I was called in to my father's nursing home in early January as the nurse thought he had not long to live. However, he rallied although he has been bed-bound since then.I had spent the afternoon with him last Thursday, 9th May, and was called back in at 10pm because they thought he had deteriorated. I stayed until it appeared he was sleeping as his breathing was regular. This morning, Saturday, I was called in again because they thought this afternoon would be too late. The staff seem to think someone should be with him all the time so that he doesn't die alone, but it is not practical for them as the have other duties. I stayed only 2 hours because I had promised to visit my husband who is in hospital.

I have tried to ensure my father is not in pain by discussing it with his GP. The plan had been to go from low strength co-codomol which he was on last week, to high strength, to codeine and then liquid morphine to a patch. However, as he became unable to swallow the dissolved co-codomol earlier in the week, I was told the GP was going to prescribe a patch. I have just phoned and been told he has had a fentanyl patch applied and he is sleeping peacefully.
I'm not sure there is any point in my sitting there for hours because I could have been there since January waiting! I have the feeling though that generally people think someone should not be alone when they die - but as everything has been said and everything has been read to him - it is not realistic. Can anyone reassure me that it is ok?
 

angelface

Registered User
Oct 8, 2011
1,085
0
london
There is the idea that in some way the dying person waits for his loved ones to leave before he passes away.
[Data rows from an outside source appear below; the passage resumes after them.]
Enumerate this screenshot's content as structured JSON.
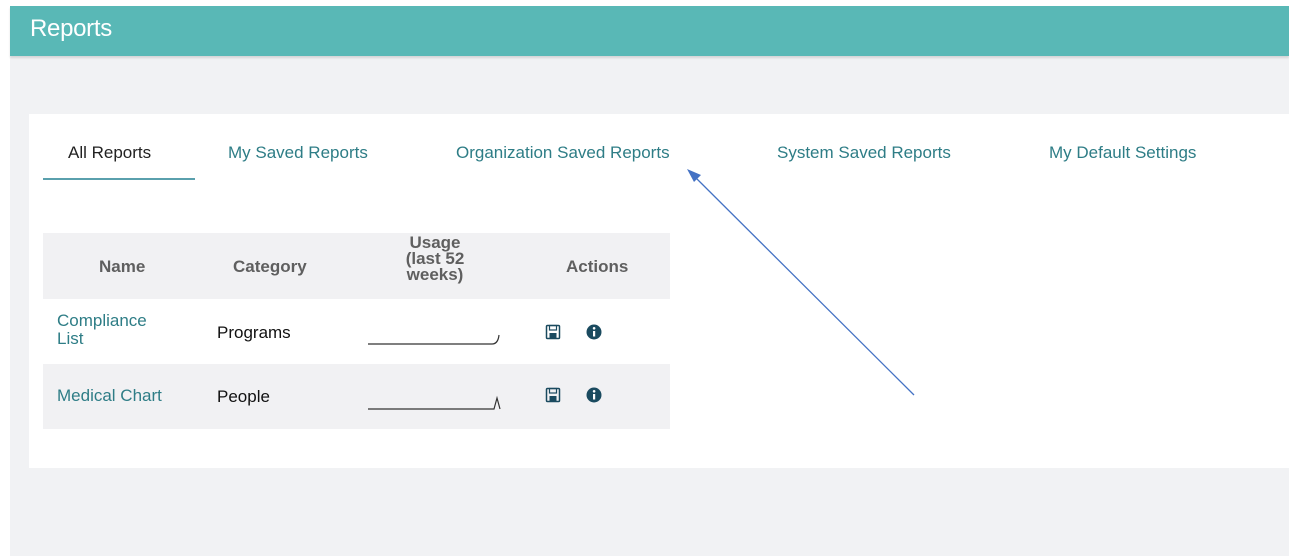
{
  "header": {
    "title": "Reports",
    "background_color": "#59b8b6"
  },
  "tabs": [
    {
      "label": "All Reports",
      "active": true
    },
    {
      "label": "My Saved Reports",
      "active": false
    },
    {
      "label": "Organization Saved Reports",
      "active": false
    },
    {
      "label": "System Saved Reports",
      "active": false
    },
    {
      "label": "My Default Settings",
      "active": false
    }
  ],
  "table": {
    "columns": {
      "name": "Name",
      "category": "Category",
      "usage_line1": "Usage",
      "usage_line2": "(last 52",
      "usage_line3": "weeks)",
      "actions": "Actions"
    },
    "rows": [
      {
        "name_line1": "Compliance",
        "name_line2": "List",
        "category": "Programs",
        "actions": [
          "save-icon",
          "info-icon"
        ]
      },
      {
        "name": "Medical Chart",
        "category": "People",
        "actions": [
          "save-icon",
          "info-icon"
        ]
      }
    ]
  },
  "annotation": {
    "arrow_color": "#4472c4",
    "points_to": "Organization Saved Reports"
  },
  "colors": {
    "link": "#2e7d86",
    "page_background": "#f1f2f4",
    "active_tab_underline": "#5aa0ad"
  }
}
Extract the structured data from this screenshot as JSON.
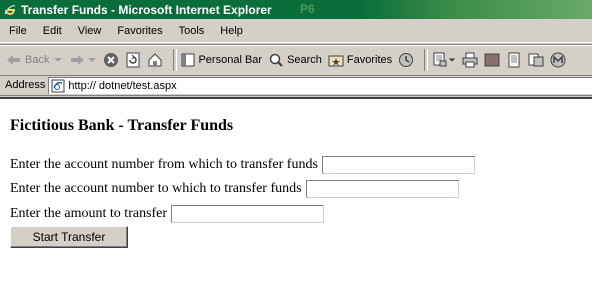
{
  "window": {
    "title": "Transfer Funds - Microsoft Internet Explorer",
    "watermark": "P6"
  },
  "menu": [
    "File",
    "Edit",
    "View",
    "Favorites",
    "Tools",
    "Help"
  ],
  "toolbar": {
    "back": "Back",
    "personal_bar": "Personal Bar",
    "search": "Search",
    "favorites": "Favorites"
  },
  "address": {
    "label": "Address",
    "url": "http:// dotnet/test.aspx"
  },
  "page": {
    "heading": "Fictitious Bank - Transfer Funds",
    "from_label": "Enter the account number from which to transfer funds",
    "to_label": "Enter the account number to which to transfer funds",
    "amount_label": "Enter the amount to transfer",
    "from_value": "",
    "to_value": "",
    "amount_value": "",
    "submit_label": "Start Transfer"
  }
}
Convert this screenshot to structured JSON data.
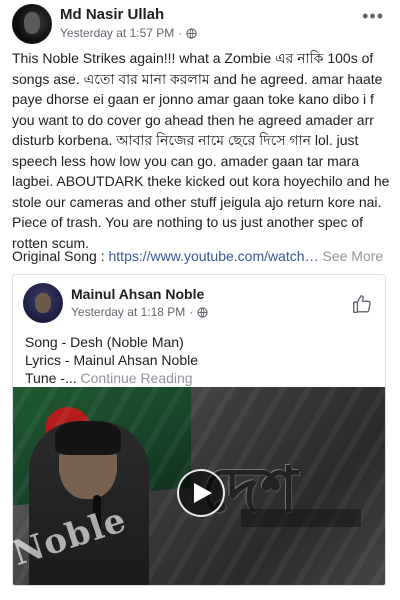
{
  "post": {
    "author": "Md Nasir Ullah",
    "timestamp": "Yesterday at 1:57 PM",
    "privacy_icon": "globe-icon",
    "more_icon": "more-horizontal-icon",
    "more_label": "•••",
    "text": "This Noble Strikes again!!! what a Zombie এর নাকি 100s of songs ase. এতো বার মানা করলাম and he agreed. amar haate paye dhorse ei gaan er jonno amar gaan toke kano dibo i f you want to do cover go ahead then he agreed amader arr disturb korbena. আবার নিজের নামে ছেরে দিসে গান lol. just speech less how low you can go. amader gaan tar mara lagbei. ABOUTDARK theke kicked out kora hoyechilo and he stole our cameras and other stuff jeigula ajo return kore nai. Piece of trash. You are nothing to us just another spec of rotten scum.",
    "original_song_label": "Original Song :",
    "original_song_link": "https://www.youtube.com/watch…",
    "see_more": "See More"
  },
  "shared": {
    "author": "Mainul Ahsan Noble",
    "timestamp": "Yesterday at 1:18 PM",
    "privacy_icon": "globe-icon",
    "like_icon": "thumbs-up-icon",
    "line1": "Song - Desh (Noble Man)",
    "line2": "Lyrics - Mainul Ahsan Noble",
    "line3": "Tune -...",
    "continue_reading": "Continue Reading",
    "video": {
      "title_text": "দেশ",
      "logo_text": "Noble",
      "play_icon": "play-icon"
    }
  },
  "colors": {
    "link": "#385898",
    "muted": "#90949c",
    "meta": "#606770",
    "text": "#1c1e21",
    "border": "#dddfe2"
  }
}
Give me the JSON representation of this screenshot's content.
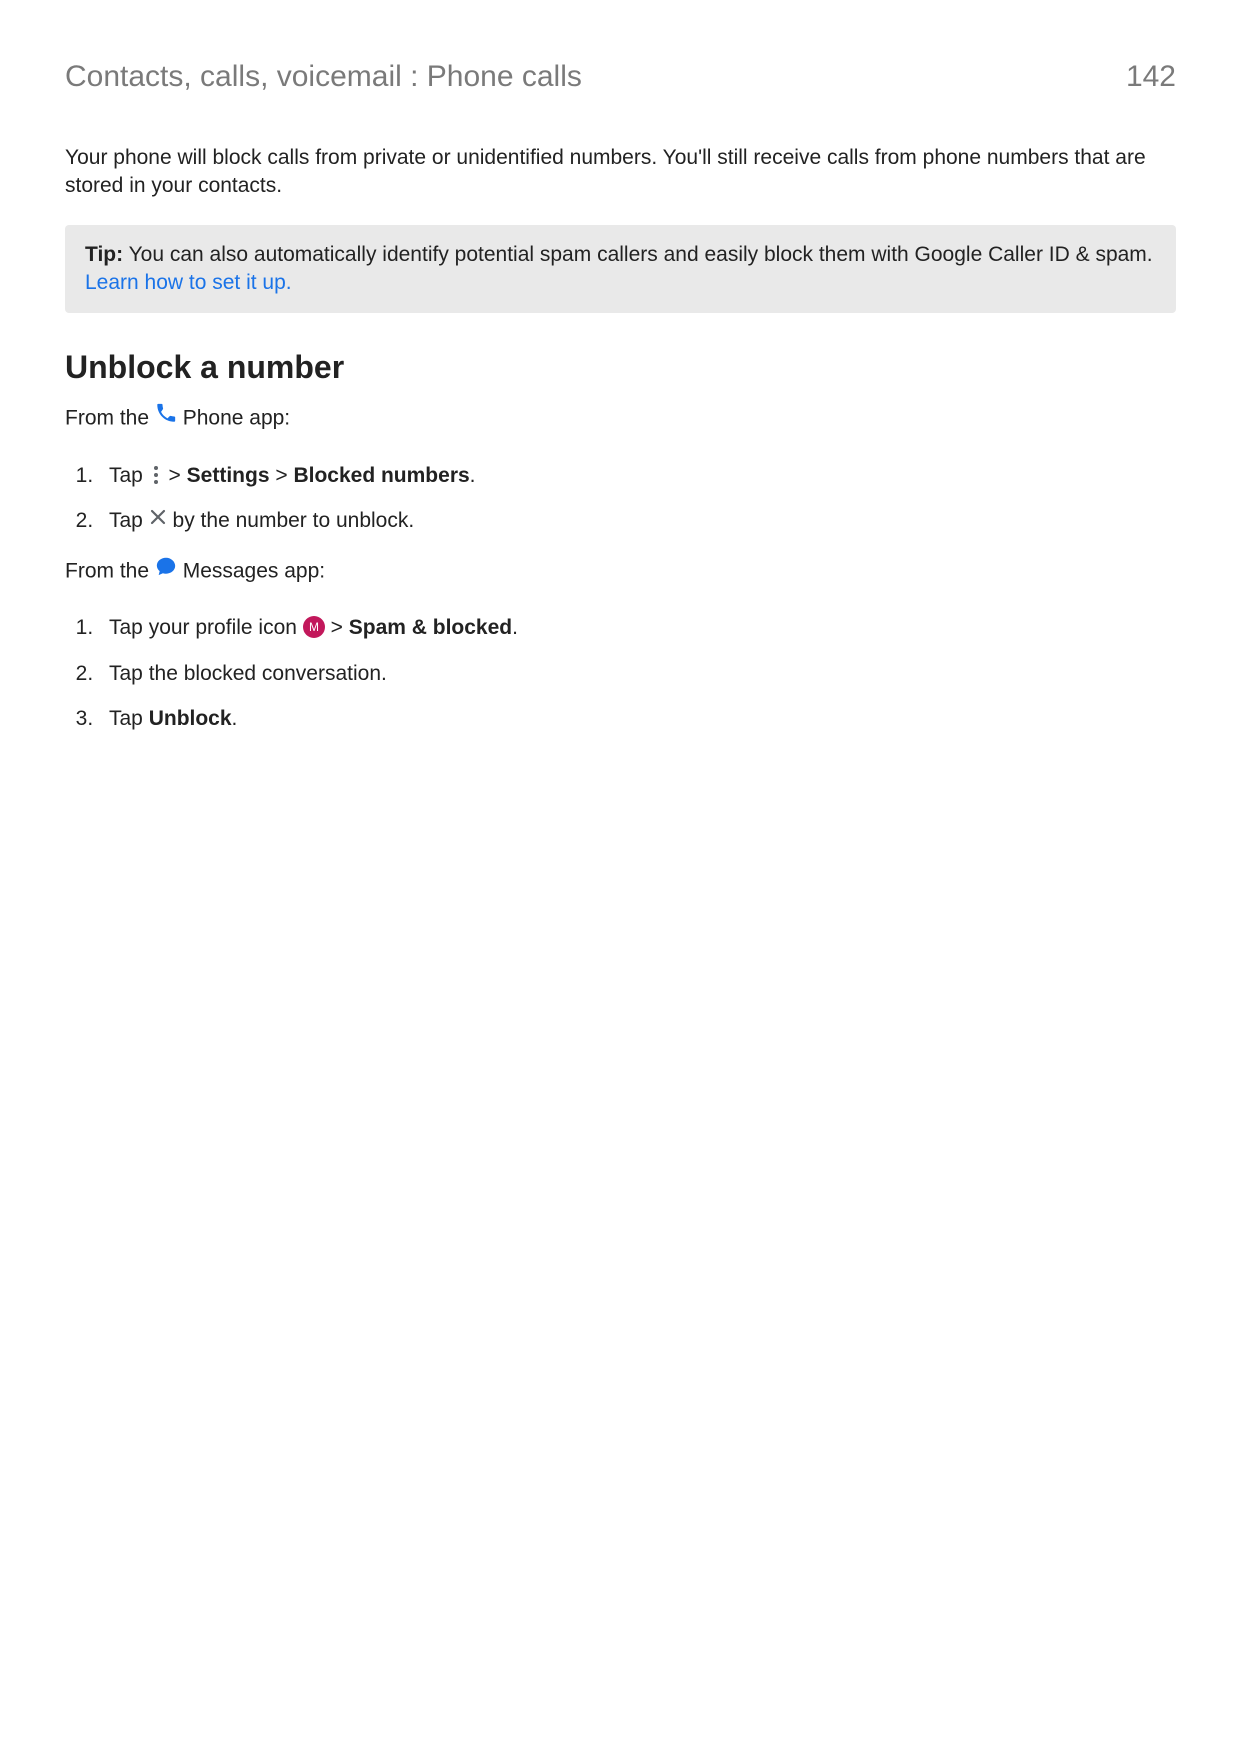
{
  "header": {
    "breadcrumb": "Contacts, calls, voicemail : Phone calls",
    "page_number": "142"
  },
  "intro": "Your phone will block calls from private or unidentified numbers. You'll still receive calls from phone numbers that are stored in your contacts.",
  "tip": {
    "label": "Tip:",
    "text": " You can also automatically identify potential spam callers and easily block them with Google Caller ID & spam. ",
    "link": "Learn how to set it up."
  },
  "section": {
    "heading": "Unblock a number",
    "phone_lead_before": "From the ",
    "phone_lead_after": " Phone app:",
    "phone_steps": {
      "s1_tap": "Tap ",
      "s1_sep1": " > ",
      "s1_settings": "Settings",
      "s1_sep2": " > ",
      "s1_blocked": "Blocked numbers",
      "s1_end": ".",
      "s2_tap": "Tap ",
      "s2_after": " by the number to unblock."
    },
    "messages_lead_before": "From the ",
    "messages_lead_after": " Messages app:",
    "messages_steps": {
      "s1_pre": "Tap your profile icon ",
      "s1_sep": " > ",
      "s1_spam": "Spam & blocked",
      "s1_end": ".",
      "s2": "Tap the blocked conversation.",
      "s3_pre": "Tap ",
      "s3_unblock": "Unblock",
      "s3_end": "."
    }
  },
  "icons": {
    "avatar_letter": "M"
  }
}
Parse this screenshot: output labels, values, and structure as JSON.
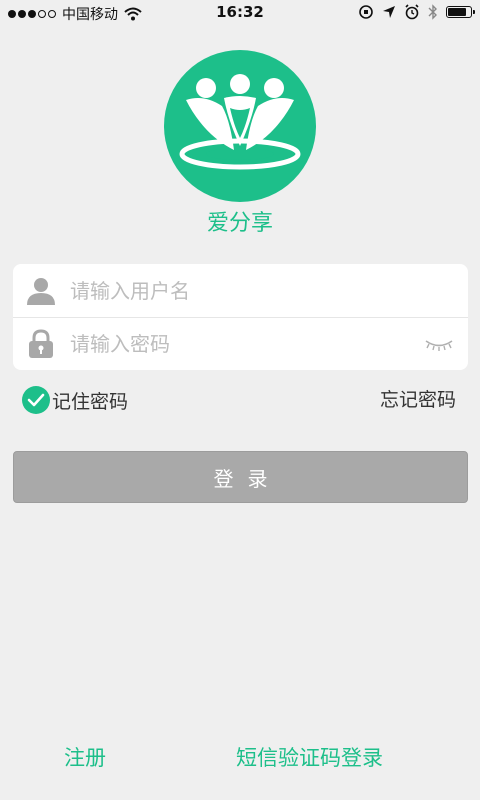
{
  "status_bar": {
    "signal_full": 3,
    "signal_total": 5,
    "carrier": "中国移动",
    "time": "16:32",
    "battery_level": 0.9
  },
  "app": {
    "name": "爱分享",
    "brand_color": "#1dbf8a"
  },
  "form": {
    "username_placeholder": "请输入用户名",
    "password_placeholder": "请输入密码",
    "username_icon": "user-icon",
    "password_icon": "lock-icon",
    "password_visibility_icon": "eye-closed-icon"
  },
  "options": {
    "remember_label": "记住密码",
    "remember_checked": true,
    "forgot_label": "忘记密码"
  },
  "login_button": {
    "label": "登录",
    "color": "#a9a9a9"
  },
  "footer": {
    "register_label": "注册",
    "sms_login_label": "短信验证码登录"
  }
}
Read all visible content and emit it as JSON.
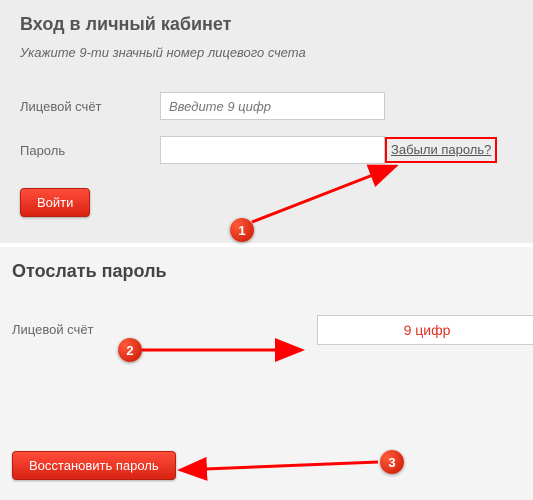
{
  "login": {
    "title": "Вход в личный кабинет",
    "subtitle": "Укажите 9-ти значный номер лицевого счета",
    "account_label": "Лицевой счёт",
    "account_placeholder": "Введите 9 цифр",
    "password_label": "Пароль",
    "forgot_link": "Забыли пароль?",
    "submit_label": "Войти"
  },
  "recover": {
    "title": "Отослать пароль",
    "account_label": "Лицевой счёт",
    "account_hint": "9 цифр",
    "submit_label": "Восстановить пароль"
  },
  "annotations": {
    "badge1": "1",
    "badge2": "2",
    "badge3": "3"
  },
  "colors": {
    "accent_red": "#e22b18",
    "panel_bg": "#ededed"
  }
}
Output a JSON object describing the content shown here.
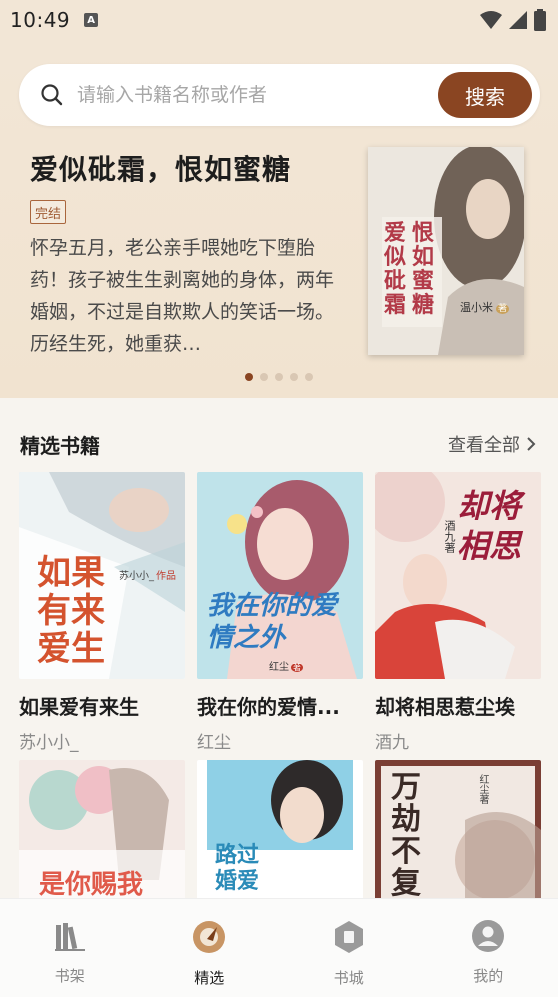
{
  "status_bar": {
    "time": "10:49",
    "notification_icon": "A"
  },
  "search": {
    "placeholder": "请输入书籍名称或作者",
    "button_label": "搜索"
  },
  "banner": {
    "title": "爱似砒霜，恨如蜜糖",
    "badge": "完结",
    "description": "怀孕五月，老公亲手喂她吃下堕胎药！孩子被生生剥离她的身体，两年婚姻，不过是自欺欺人的笑话一场。历经生死，她重获…",
    "cover_title": "爱似砒霜恨如蜜糖",
    "cover_author": "温小米",
    "cover_author_suffix": "著",
    "dots_total": 5,
    "dots_active": 1
  },
  "section": {
    "title": "精选书籍",
    "view_all": "查看全部"
  },
  "books": [
    {
      "title": "如果爱有来生",
      "author": "苏小小_",
      "cover_text": "如果有来爱生",
      "cover_author": "苏小小_",
      "cover_author_suffix": "作品"
    },
    {
      "title": "我在你的爱情...",
      "author": "红尘",
      "cover_text": "我在你的爱情之外",
      "cover_author": "红尘",
      "cover_author_suffix": "著"
    },
    {
      "title": "却将相思惹尘埃",
      "author": "酒九",
      "cover_text": "却将相思",
      "cover_author": "酒九",
      "cover_author_suffix": "著"
    },
    {
      "cover_text": "是你赐我"
    },
    {
      "cover_text": "路过婚爱"
    },
    {
      "cover_text": "万劫不复你给的",
      "cover_author": "红尘",
      "cover_author_suffix": "著"
    }
  ],
  "nav": [
    {
      "label": "书架",
      "icon": "bookshelf-icon"
    },
    {
      "label": "精选",
      "icon": "featured-icon",
      "active": true
    },
    {
      "label": "书城",
      "icon": "bookstore-icon"
    },
    {
      "label": "我的",
      "icon": "profile-icon"
    }
  ],
  "colors": {
    "accent": "#8a4522",
    "hero_bg": "#f2e6d6",
    "page_bg": "#f7f4ef"
  }
}
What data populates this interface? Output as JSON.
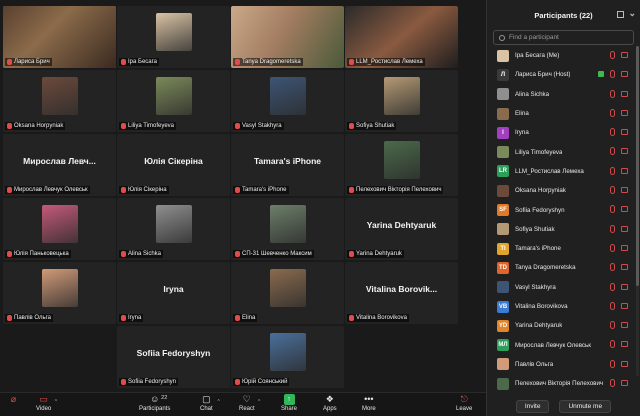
{
  "tiles": [
    {
      "name": "Лариса Брич",
      "kind": "video",
      "active": true
    },
    {
      "name": "Іра Бесага",
      "kind": "photo",
      "photo_color": "#d9c3a4"
    },
    {
      "name": "Tanya Dragomeretska",
      "kind": "video"
    },
    {
      "name": "LLM_Ростислав Лемеха",
      "kind": "video"
    },
    {
      "name": "Oksana Horpyniak",
      "kind": "photo",
      "photo_color": "#6b4a3c"
    },
    {
      "name": "Liliya Timofeyeva",
      "kind": "photo",
      "photo_color": "#7b8a5a"
    },
    {
      "name": "Vasyl Stakhyra",
      "kind": "photo",
      "photo_color": "#3d5575"
    },
    {
      "name": "Sofiya Shutiak",
      "kind": "photo",
      "photo_color": "#b49a74"
    },
    {
      "name": "Мирослав Левчук Олевськ",
      "kind": "name",
      "big": "Мирослав  Левч..."
    },
    {
      "name": "Юлія Сікеріна",
      "kind": "name",
      "big": "Юлія Сікеріна"
    },
    {
      "name": "Tamara's iPhone",
      "kind": "name",
      "big": "Tamara's iPhone"
    },
    {
      "name": "Пелехович Вікторія Пелехович",
      "kind": "photo",
      "photo_color": "#4b6a4a"
    },
    {
      "name": "Юлія Паньковецька",
      "kind": "photo",
      "photo_color": "#c45a7a"
    },
    {
      "name": "Alina Sichka",
      "kind": "photo",
      "photo_color": "#8f8f8f"
    },
    {
      "name": "СП-31 Шевченко Максим",
      "kind": "photo",
      "photo_color": "#6d7f6a"
    },
    {
      "name": "Yarina Dehtyaruk",
      "kind": "name",
      "big": "Yarina Dehtyaruk"
    },
    {
      "name": "Павлів Ольга",
      "kind": "photo",
      "photo_color": "#d19a78"
    },
    {
      "name": "Iryna",
      "kind": "name",
      "big": "Iryna"
    },
    {
      "name": "Elina",
      "kind": "photo",
      "photo_color": "#8a6b4e"
    },
    {
      "name": "Vitalina Borovikova",
      "kind": "name",
      "big": "Vitalina  Borovik..."
    },
    {
      "name": "Sofiia Fedoryshyn",
      "kind": "name",
      "big": "Sofiia Fedoryshyn"
    },
    {
      "name": "Юрій Соянський",
      "kind": "photo",
      "photo_color": "#4a6f9a"
    }
  ],
  "panel": {
    "title": "Participants (22)",
    "search_placeholder": "Find a participant",
    "participants": [
      {
        "name": "Іра Бесага (Me)",
        "avatar": "",
        "color": "#d9c3a4"
      },
      {
        "name": "Лариса Брич (Host)",
        "avatar": "Л",
        "color": "#3a3a3a",
        "host": true
      },
      {
        "name": "Alina Sichka",
        "avatar": "",
        "color": "#8f8f8f"
      },
      {
        "name": "Elina",
        "avatar": "",
        "color": "#8a6b4e"
      },
      {
        "name": "Iryna",
        "avatar": "I",
        "color": "#a23fbf"
      },
      {
        "name": "Liliya Timofeyeva",
        "avatar": "",
        "color": "#7b8a5a"
      },
      {
        "name": "LLM_Ростислав Лемеха",
        "avatar": "LR",
        "color": "#2e9e5b"
      },
      {
        "name": "Oksana Horpyniak",
        "avatar": "",
        "color": "#6b4a3c"
      },
      {
        "name": "Sofiia Fedoryshyn",
        "avatar": "SF",
        "color": "#e07a2a"
      },
      {
        "name": "Sofiya Shutiak",
        "avatar": "",
        "color": "#b49a74"
      },
      {
        "name": "Tamara's iPhone",
        "avatar": "TI",
        "color": "#e0a52a"
      },
      {
        "name": "Tanya Dragomeretska",
        "avatar": "TD",
        "color": "#e0652a"
      },
      {
        "name": "Vasyl Stakhyra",
        "avatar": "",
        "color": "#3d5575"
      },
      {
        "name": "Vitalina Borovikova",
        "avatar": "VB",
        "color": "#3a7bd5"
      },
      {
        "name": "Yarina Dehtyaruk",
        "avatar": "YD",
        "color": "#e0852a"
      },
      {
        "name": "Мирослав Левчук Олевськ",
        "avatar": "МЛ",
        "color": "#2e9e5b"
      },
      {
        "name": "Павлів Ольга",
        "avatar": "",
        "color": "#d19a78"
      },
      {
        "name": "Пелехович Вікторія Пелехович",
        "avatar": "",
        "color": "#4b6a4a"
      }
    ],
    "invite_label": "Invite",
    "mute_label": "Unmute me"
  },
  "toolbar": {
    "video": "Video",
    "participants": "Participants",
    "participants_count": "22",
    "chat": "Chat",
    "react": "React",
    "share": "Share",
    "apps": "Apps",
    "more": "More",
    "leave": "Leave"
  }
}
My dad did exactly that, and it almost felt as though he wanted to spare us seeing his final breath.

Don't worry, whatever you do will be all right. You have said everything that needs to be said.

Thinking of you.

G
 

FifiMo

Registered User
Feb 10, 2010
4,705
0
Wiltshire
Hiya Stuffs,

So sorry that you are finding yourself in this situation. The truth of the matter is that you cannot be in two places at once and the care home should understand this. Your husband is in hospital and it is right that you give him your attention. Of course in an ideal world you might choose to be there with your dad, but then again you might not. Although people want to be with someone when they die, many people also don't want to be there. There is no right and wrong.

You are doing your best, the care home are doing their best too. I don't think anyone, including your dad could ask for more.